Fierce Urgency & Democracy Rooted in Deep Principle
Exigency is an immediate state of pervasive intense demand on our attention. “Exigent circumstances” are considered to be both emergent and critical enough to override one’s normal free will and moral decision-making. Under extreme pressures, the argument goes, one is less able to “live up to” the best of what we expect of ourselves and each other. This leaves one with less agency, less sovereignty, and less capability for doing anything other than tending to whatever actions will allow for survival in the face of a threat. In that sense, whether we know it or not, “exigent circumstances” are by far the most commonly used excuse for deviating from what would normally be considered acceptable or ethical behavior.
Overt acts of deep injustice demand an immediate and intense emotional response. The intensity of that emotion, however, is not always the clearest headed or most effective way to right a wrong or to extricate ourselves from the exigency of the threat in question. The Rev. Dr. Martin Luther King, Jr., spoke of “the fierce urgency of now”. He was referring both to the mounting intensity of a generalized sense that long-running injustice could not be allowed to continue—so the moment calls for organizing and action—and to the more basic fact that the injustice itself was exigent, calling all people of conscience to serve as agents of conscientious change in the social and political sphere. He was talking about was the need to get involved, take matters seriously, work diligently with others to effect positive change, and to end injustices that had no reason to be part of anyone’s experience.
Injustice is so connected to feelings of immediate revulsion or offense that the sequence of the two can be reversed. King wanted to remind us all that the pursuit of justice requires that we hold the truth of action and emotion in sequence: When faced with true injustices, see the injustice for what it is, take offense in the deep way appropriate to such an injustice, and then take action in the way that will secure for everyone a world with less injustice. “Injustice anywhere is a threat to justice everywhere,” he reminded us. So, we should work to overcome even the worse injustice or the most severe threat to our personal or collective wellbeing without deepening or spreading injustice. This is why Dr. King was committed to nonviolence.
The character of a person will determine whether they use the idea of exigency to call others into coalition or to make excuses for vicious tendencies. There will always be those who deviate from Dr. King’s call to a higher sense of principled, collaborative urgency, and seek to use exigency as an excuse for their own extremes or failings. When people of this tendency assume high office, it is acceptable, and necessary, to be vocal about what is inappropriate and unacceptable in their way of working against universal values, and one can do this without being exclusive or factional or ruling out collaboration from those of differing views.

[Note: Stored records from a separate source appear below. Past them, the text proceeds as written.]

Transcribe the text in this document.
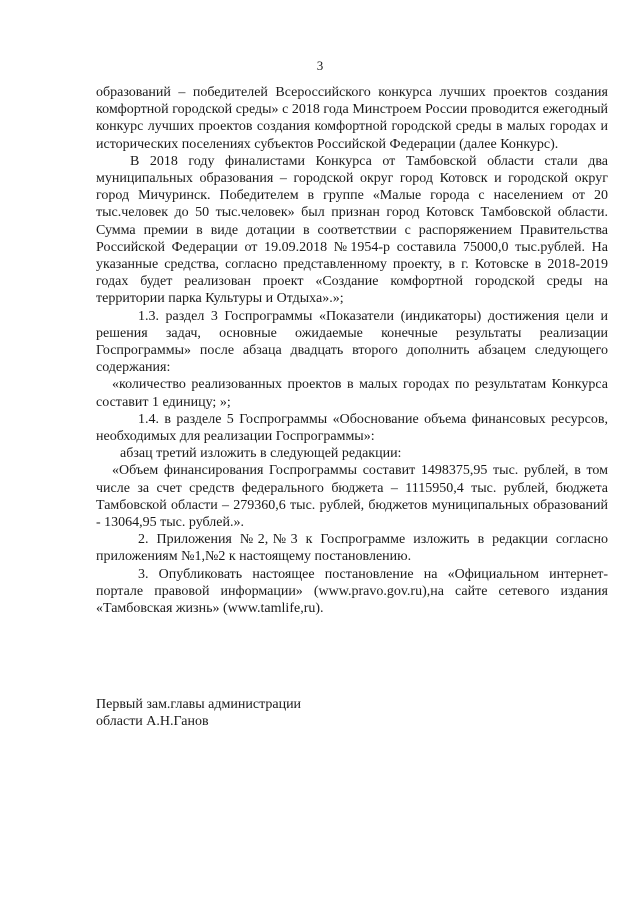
3

образований – победителей Всероссийского конкурса лучших проектов создания комфортной городской среды» с 2018 года Минстроем России проводится ежегодный конкурс лучших проектов создания комфортной городской среды в малых городах и исторических поселениях субъектов Российской Федерации (далее Конкурс).

В 2018 году финалистами Конкурса от Тамбовской области стали два муниципальных образования – городской округ город Котовск и городской округ город Мичуринск. Победителем в группе «Малые города с населением от 20 тыс.человек до 50 тыс.человек» был признан город Котовск Тамбовской области. Сумма премии в виде дотации в соответствии с распоряжением Правительства Российской Федерации от 19.09.2018 №1954-р составила 75000,0 тыс.рублей. На указанные средства, согласно представленному проекту, в г. Котовске в 2018-2019 годах будет реализован проект «Создание комфортной городской среды на территории парка Культуры и Отдыха».»;

1.3. раздел 3 Госпрограммы «Показатели (индикаторы) достижения цели и решения задач, основные ожидаемые конечные результаты реализации Госпрограммы» после абзаца двадцать второго дополнить абзацем следующего содержания:

«количество реализованных проектов в малых городах по результатам Конкурса составит 1 единицу; »;

1.4. в разделе 5 Госпрограммы «Обоснование объема финансовых ресурсов, необходимых для реализации Госпрограммы»:

абзац третий изложить в следующей редакции:

«Объем финансирования Госпрограммы составит 1498375,95 тыс. рублей, в том числе за счет средств федерального бюджета – 1115950,4 тыс. рублей, бюджета Тамбовской области – 279360,6 тыс. рублей, бюджетов муниципальных образований - 13064,95 тыс. рублей.».

2. Приложения №2,№3 к Госпрограмме изложить в редакции согласно приложениям №1,№2 к настоящему постановлению.

3. Опубликовать настоящее постановление на «Официальном интернет-портале правовой информации» (www.pravo.gov.ru),на сайте сетевого издания «Тамбовская жизнь» (www.tamlife,ru).

Первый зам.главы администрации

области А.Н.Ганов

The deviant political actor who uses exigency as an excuse to grab power or to justify harm against innocents should never be assumed to be a regular or central element in any legitimate political coalition. The political space can be viewed, and harnessed, as a shared opportunity to counter exigent challenges and overcome difficulty together. This is how we get to the structure of an open and adversarial democracy. We challenge each other to be better than our factions demand, to rise to the level required of us by the call to be just.
We are now living through a politics of exigency, when many who are threatened by economic disruptions are demanding that the pressures they face be relieved through extraordinary actions. Some of the rhetoric that furthers this new politics of exigency goes as far as to call for the dismantling of institutions and support for authoritarian actions. We must come together to support a more genuine defense of our basic shared right to live free from harm and protected by an institutional commitment to liberty, equality and justice for all people.